The RBI, which increased its overnight lending rate four times in 2006 to slow price rises, is scheduled to review its policy on January 31. Ten out of 16 economists in a Bloomberg News survey expect the central bank to raise the rate by a quarter per cent to 7.5 per cent.
 
The key wholesale price index was 5.95 per cent in the week ended January 13, the ministry of commerce and industry said in a weekly report in New Delhi.
 
Bonds may pare losses on speculation banks will buy debt to meet reserve requirements as their deposits rise. Under the nation's banking law, lenders are required to invest at least 25 per cent of their deposits in the government debt or other low-risk securities approved by the central bank.
 
"Banks have no choice but to maintain the 25 per cent bond reserve level, even if the market doesn't look good,'' said S K Sharma, chief bond trader at the New Delhi-based PNB Gilts, a primary dealer that underwrites government debt sales.
 
Indian banks' deposits expanded 23 per cent in the 12 months through January 5, beating a 17 per cent increase in the previous year, central bank data showed.
 
Bonds also dropped as yields rose at a gilt auction today.

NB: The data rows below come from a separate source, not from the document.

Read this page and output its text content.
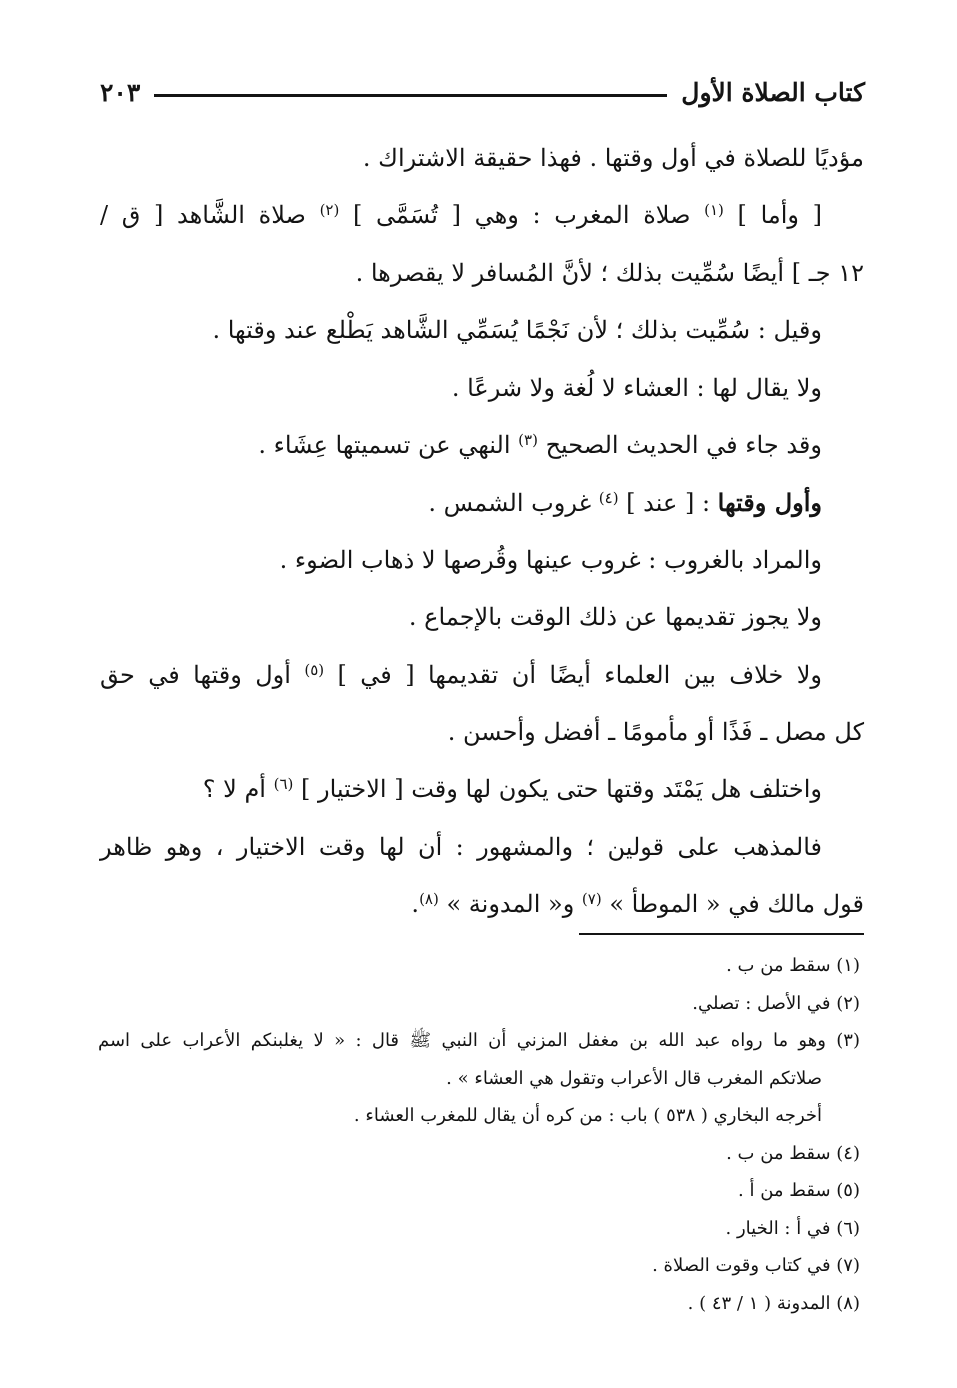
كتاب الصلاة الأول
٢٠٣
مؤديًا للصلاة في أول وقتها . فهذا حقيقة الاشتراك .
[ وأما ] $^{(١)}$ صلاة المغرب : وهي [ تُسَمَّى ] $^{(٢)}$ صلاة الشَّاهد [ ق /
١٢ جـ ] أيضًا سُمِّيت بذلك ؛ لأنَّ المُسافر لا يقصرها .
وقيل : سُمِّيت بذلك ؛ لأن نَجْمًا يُسَمِّي الشَّاهد يَطْلع عند وقتها .
ولا يقال لها : العشاء لا لُغة ولا شرعًا .
وقد جاء في الحديث الصحيح $^{(٣)}$ النهي عن تسميتها عِشَاء .
وأول وقتها : [ عند ] $^{(٤)}$ غروب الشمس .
والمراد بالغروب : غروب عينها وقُرصها لا ذهاب الضوء .
ولا يجوز تقديمها عن ذلك الوقت بالإجماع .
ولا خلاف بين العلماء أيضًا أن تقديمها [ في ] $^{(٥)}$ أول وقتها في حق
كل مصل ـ فَذًا أو مأمومًا ـ أفضل وأحسن .
واختلف هل يَمْتَد وقتها حتى يكون لها وقت [ الاختيار ] $^{(٦)}$ أم لا ؟
فالمذهب على قولين ؛ والمشهور : أن لها وقت الاختيار ، وهو ظاهر
قول مالك في « الموطأ » $^{(٧)}$ و« المدونة » $^{(٨)}$.
(١) سقط من ب .
(٢) في الأصل : تصلي.
(٣) وهو ما رواه عبد الله بن مغفل المزني أن النبي ﷺ قال : « لا يغلبنكم الأعراب على اسم
صلاتكم المغرب قال الأعراب وتقول هي العشاء » .
أخرجه البخاري ( ٥٣٨ ) باب : من كره أن يقال للمغرب العشاء .
(٤) سقط من ب .
(٥) سقط من أ .
(٦) في أ : الخيار .
(٧) في كتاب وقوت الصلاة .
(٨) المدونة ( ١ / ٤٣ ) .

The government sold Rs 5,000 crore of 14-year debt today at 8.2 per cent yield, as part of its borrowing plan for the fiscal year ending March 31.
 
"Higher yields at the auction would indicate expectations of a rate increase by the central bank,'' said Vineet Malik, head of interest-rate trading at HSBC Holdings in Mumbai.
 
The cost of the country's interest rate swaps, derivative contracts used to guard against the risk of an increase in rupee-based rates, increased this week on speculation the central bank will raise its 7.25 per cent benchmark rate next week.
 
The five-year swap rate declined 3 basis points to 7.69 per cent this week.